Amnesty International Annual Report 2012 - Guyana
|Publication Date||24 May 2012|
|Cite as||Amnesty International, Amnesty International Annual Report 2012 - Guyana, 24 May 2012, available at: http://www.refworld.org/docid/4fbe3937c.html [accessed 29 May 2017]|
|Disclaimer||This is not a UNHCR publication. UNHCR is not responsible for, nor does it necessarily endorse, its content. Any views expressed are solely those of the author or publisher and do not necessarily reflect those of UNHCR, the United Nations or its Member States.|
Head of state and government: Donald Ramotar (replaced Bharrat Jagdeo in December)
Death penalty: retentionist
Population: 0.8 million
Life expectancy: 69.9 years
Under-5 mortality: 35.3 per 1,000
State response to violence against women remained inadequate. At least three people were sentenced to death; no executions were carried out.
The People's Progressive Party won its fifth successive election in December, although it lost its parliamentary majority. A coalition of opposition parties claimed that irregularities had occurred during the elections. An investigation was ongoing at the end of the year into the police's firing on an opposition demonstration on 6 December which left several people injured.
Police and security forces
There were reports of ill-treatment of detainees in police stations and allegations that the practice of holding people without charge beyond the stipulated 72-hour time period was widespread.
Torture and other ill-treatment
In June, Guyana's High Court awarded damages against two police officers accused of torturing a 14-year-old boy in Leonora police station in October 2009, as well as against the Commissioner of Police and the Attorney General. The Court found that the boy had suffered "torture and cruel and inhuman treatment". An appeal by the state was pending at the end of the year and the accused officers remained on active duty.
Violence against women and girls
Implementation of the Sexual Offences Act, passed in April 2010, remained slow. The Act created a National Task Force for the Prevention of Sexual Violence. This was required to meet at least every three months, but by the end of 2011 it had only met once. The Task Force is charged with developing and implementing a National Plan for the Prevention of Sexual Offences. Women's rights organizations deemed the general response from the police and the courts to complaints of domestic and sexual violence to be unsatisfactory.
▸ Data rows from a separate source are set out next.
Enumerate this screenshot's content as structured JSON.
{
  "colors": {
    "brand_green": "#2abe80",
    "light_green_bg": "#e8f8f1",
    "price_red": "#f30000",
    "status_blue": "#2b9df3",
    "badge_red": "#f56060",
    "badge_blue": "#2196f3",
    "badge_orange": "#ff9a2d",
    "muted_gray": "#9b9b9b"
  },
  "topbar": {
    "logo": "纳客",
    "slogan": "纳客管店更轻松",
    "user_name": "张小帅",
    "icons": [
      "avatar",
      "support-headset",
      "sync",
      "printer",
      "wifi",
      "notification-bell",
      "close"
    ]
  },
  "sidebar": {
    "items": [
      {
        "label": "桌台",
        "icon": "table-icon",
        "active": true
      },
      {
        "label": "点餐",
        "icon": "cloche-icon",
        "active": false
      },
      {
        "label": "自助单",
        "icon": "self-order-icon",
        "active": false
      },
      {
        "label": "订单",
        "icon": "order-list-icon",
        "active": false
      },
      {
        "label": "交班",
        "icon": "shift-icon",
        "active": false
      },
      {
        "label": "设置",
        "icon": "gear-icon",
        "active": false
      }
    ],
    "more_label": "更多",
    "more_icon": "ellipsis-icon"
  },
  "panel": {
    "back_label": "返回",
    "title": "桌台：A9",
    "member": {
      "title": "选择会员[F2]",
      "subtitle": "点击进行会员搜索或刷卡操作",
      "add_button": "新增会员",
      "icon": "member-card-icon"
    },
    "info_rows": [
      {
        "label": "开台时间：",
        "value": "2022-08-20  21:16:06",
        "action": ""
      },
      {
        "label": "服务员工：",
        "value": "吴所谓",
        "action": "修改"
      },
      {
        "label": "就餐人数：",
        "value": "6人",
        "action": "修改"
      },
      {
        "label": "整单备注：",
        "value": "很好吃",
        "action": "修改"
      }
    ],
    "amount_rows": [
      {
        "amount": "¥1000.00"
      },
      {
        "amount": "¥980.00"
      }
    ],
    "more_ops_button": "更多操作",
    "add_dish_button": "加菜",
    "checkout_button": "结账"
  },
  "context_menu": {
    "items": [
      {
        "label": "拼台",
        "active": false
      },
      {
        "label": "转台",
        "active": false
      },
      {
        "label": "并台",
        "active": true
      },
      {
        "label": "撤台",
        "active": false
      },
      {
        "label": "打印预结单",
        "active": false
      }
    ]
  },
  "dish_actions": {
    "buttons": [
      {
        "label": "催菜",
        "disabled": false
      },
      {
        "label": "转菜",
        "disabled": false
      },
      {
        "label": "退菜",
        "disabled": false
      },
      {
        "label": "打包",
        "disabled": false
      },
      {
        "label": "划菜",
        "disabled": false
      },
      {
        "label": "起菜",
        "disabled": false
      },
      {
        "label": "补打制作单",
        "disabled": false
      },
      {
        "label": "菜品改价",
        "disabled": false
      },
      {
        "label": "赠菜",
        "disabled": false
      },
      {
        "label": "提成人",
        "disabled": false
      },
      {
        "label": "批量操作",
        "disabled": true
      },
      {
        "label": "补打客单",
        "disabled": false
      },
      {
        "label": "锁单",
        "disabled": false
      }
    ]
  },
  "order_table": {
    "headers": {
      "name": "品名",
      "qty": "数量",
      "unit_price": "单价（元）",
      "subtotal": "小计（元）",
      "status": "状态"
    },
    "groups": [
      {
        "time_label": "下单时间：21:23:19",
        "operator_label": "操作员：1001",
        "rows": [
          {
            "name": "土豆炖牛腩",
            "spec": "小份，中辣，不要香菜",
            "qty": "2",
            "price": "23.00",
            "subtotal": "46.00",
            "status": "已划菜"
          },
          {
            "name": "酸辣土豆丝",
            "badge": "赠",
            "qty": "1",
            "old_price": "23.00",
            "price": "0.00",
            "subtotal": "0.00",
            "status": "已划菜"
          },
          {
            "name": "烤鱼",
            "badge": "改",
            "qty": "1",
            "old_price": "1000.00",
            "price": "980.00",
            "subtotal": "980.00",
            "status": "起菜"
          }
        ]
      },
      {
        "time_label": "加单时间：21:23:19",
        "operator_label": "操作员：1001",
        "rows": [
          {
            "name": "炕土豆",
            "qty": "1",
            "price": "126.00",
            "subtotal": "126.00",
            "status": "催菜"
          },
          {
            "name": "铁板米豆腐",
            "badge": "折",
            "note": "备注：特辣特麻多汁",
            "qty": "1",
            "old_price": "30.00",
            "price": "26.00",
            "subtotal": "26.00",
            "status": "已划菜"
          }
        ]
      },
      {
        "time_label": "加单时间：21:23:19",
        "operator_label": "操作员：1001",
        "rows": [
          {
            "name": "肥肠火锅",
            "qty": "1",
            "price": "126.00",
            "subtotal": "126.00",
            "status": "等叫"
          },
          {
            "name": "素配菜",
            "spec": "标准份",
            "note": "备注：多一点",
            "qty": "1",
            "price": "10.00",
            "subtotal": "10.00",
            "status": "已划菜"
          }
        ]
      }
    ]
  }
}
Rights of lesbian, gay, bisexual and transgender people
There were reports of police harassment of transgender sex workers, including through the use of arbitrary detention. A constitutional motion seeking to repeal an article from the Summary Jurisdiction (Offences) Act, which criminalizes cross-dressing and is often used by police to harass sex workers, was pending before the High Court at the end of the year. The motion was brought by four people who were charged and fined under the legislation in February 2009 and seeks its repeal on the grounds that it is discriminatory and unconstitutional.
Right to health – HIV/AIDS
Stigma and discrimination surrounding HIV/AIDS and the criminalization of sex between men continued to be a barrier to accessing HIV-related information, testing and treatment. Following consultation with civil society, a motion to criminalize wilful HIV transmission was rejected by a parliamentary select committee in September, on the grounds that it might discourage individuals from seeking tests and increase stigma and discrimination against people living with HIV/AIDS.
At least three people were sentenced to death and 34 people remained on death row at the end of the year. Guyana's last execution took place in 1997. At the end of the year constitutional motions were pending before the High Court to overturn the death sentences of two prisoners on the grounds that the length of time they had spent on death row – 23 and 16 years – constituted cruel, inhuman and degrading treatment. Both men remained on death row at the end of the year.